R_5 - Estimated row data volume: 168
R_5 - Estimated number of rows: 31959459
R_5 - Estimated total data volume: 5369189112
R_5 - Partition count: 1
R_5 - Partition column name: p_partkey
R_5 - Partition rank: 100
The following table explains the different fields in the query execution plan..
Field
Description
Estimated Rows Returned
The estimated number of rows returned for the whole query. Notice that in the above example, multiple data sources are being used in the query and the estimated number of rows returned is 8M.
SQL
The SQL query that is being executed. Notice that in the above example, the topmost query is the main query which is decomposed into partitioned queries.
Virtual Scan
 
 
A Virtual Scan represents a FETCH against a datasource that would spawn multiple queries partitioned by the partition column.
Data Source Path
The path of each of the datasource that is being used in each virtual scan.
Data Source Type
The type of each of the datasource that is being used in each virtual scan.
Estimated Row Data Volume
The estimated row data volume in bytes.
Estimated Number of Rows
The estimated number of rows that is returned in each virtual scan.
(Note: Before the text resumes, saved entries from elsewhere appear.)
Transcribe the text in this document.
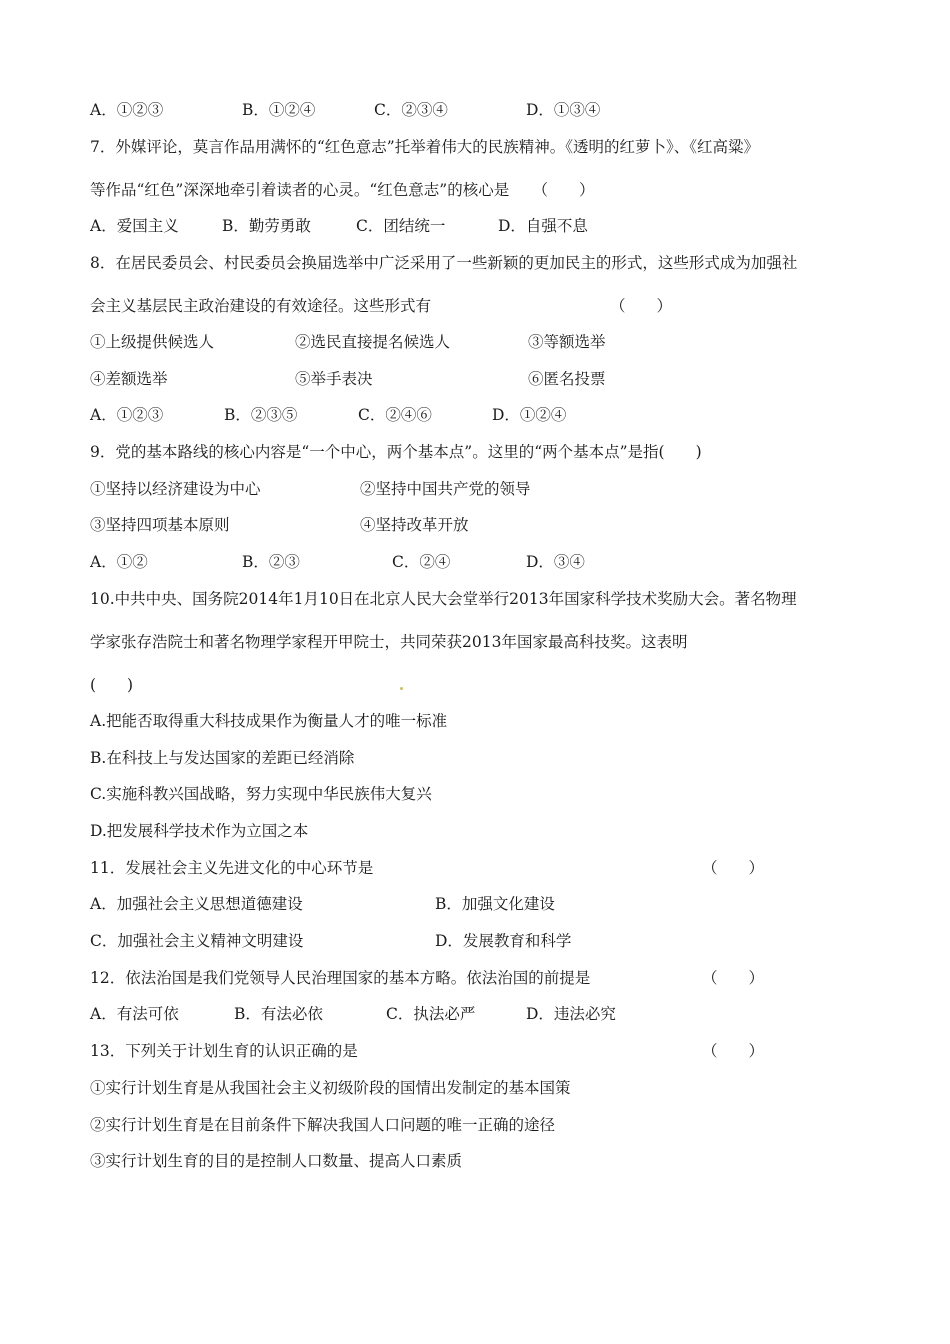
A．①②③	B．①②④	C．②③④	D．①③④
7．外媒评论，莫言作品用满怀的“红色意志”托举着伟大的民族精神。《透明的红萝卜》、《红高粱》
等作品“红色”深深地牵引着读者的心灵。“红色意志”的核心是　　（　　）
A．爱国主义	B．勤劳勇敢	C．团结统一	D．自强不息
8．在居民委员会、村民委员会换届选举中广泛采用了一些新颖的更加民主的形式，这些形式成为加强社
会主义基层民主政治建设的有效途径。这些形式有	（　　）
①上级提供候选人	②选民直接提名候选人	③等额选举
④差额选举	⑤举手表决	⑥匿名投票
A．①②③	B．②③⑤	C．②④⑥	D．①②④
9．党的基本路线的核心内容是“一个中心，两个基本点”。这里的“两个基本点”是指(　　)
①坚持以经济建设为中心	②坚持中国共产党的领导
③坚持四项基本原则	④坚持改革开放
A．①②	B．②③	C．②④	D．③④
10.中共中央、国务院2014年1月10日在北京人民大会堂举行2013年国家科学技术奖励大会。著名物理
学家张存浩院士和著名物理学家程开甲院士，共同荣获2013年国家最高科技奖。这表明
(　　)
A.把能否取得重大科技成果作为衡量人才的唯一标准
B.在科技上与发达国家的差距已经消除
C.实施科教兴国战略，努力实现中华民族伟大复兴
D.把发展科学技术作为立国之本
11．发展社会主义先进文化的中心环节是	（　　）
A．加强社会主义思想道德建设	B．加强文化建设
C．加强社会主义精神文明建设	D．发展教育和科学
12．依法治国是我们党领导人民治理国家的基本方略。依法治国的前提是	（　　）
A．有法可依	B．有法必依	C．执法必严	D．违法必究
13．下列关于计划生育的认识正确的是	（　　）
①实行计划生育是从我国社会主义初级阶段的国情出发制定的基本国策
②实行计划生育是在目前条件下解决我国人口问题的唯一正确的途径
③实行计划生育的目的是控制人口数量、提高人口素质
Estimated Total Data Volume
The estimated total data volume for each virtual scan.
Partition Count
Partition Count represents the number of ranges of the partition column that is dynamically computed. It indicates the number of partitioned queries that will be issued as part of each virtual scan.
Partition Column Name
This is the column chosen as the most suitable candidate for issuing partitioned queries, most likely candidates are numeric columns.
Partition Rank
Partition rank is a weight assigned to candidate partition columns based on their data type, the uniqueness of their values and the type of statistics (detailed or boundary) available for the distribution of their values. One of the columns with the highest weight is designated as the partition column.
Note: On the top level SELECT node of the query execution plan, when there is a note “No Parallelization”, it indicates that the query did not match the conditions to be processed in parallel. Some of the reasons for such a scenario include Concurrent Request Limit not set, data sources characteristics not suitable for parallel processing, Case-sensitivity or Trailing space settings do not allow for parallel processing, Semi-join optimization takes precedence over parallel processing, etc. In these cases tune the appropriate settings to force parallel mode.
If you find that your query does not run in parallel mode though the query plan shows a Parallel Fetch then there could be a runtime failure that causes the Fallback to classic engine. The fallback reason will be logged in the DV log under Server > SQL Engine > Parallel Processing > Log Level (when it is set to HIGH). There could be various reasons why a runtime failure occurs: for example, the node got disconnected from the cluster, configured memory was not sufficient for query to finish, runtime code generation caused a failure, etc.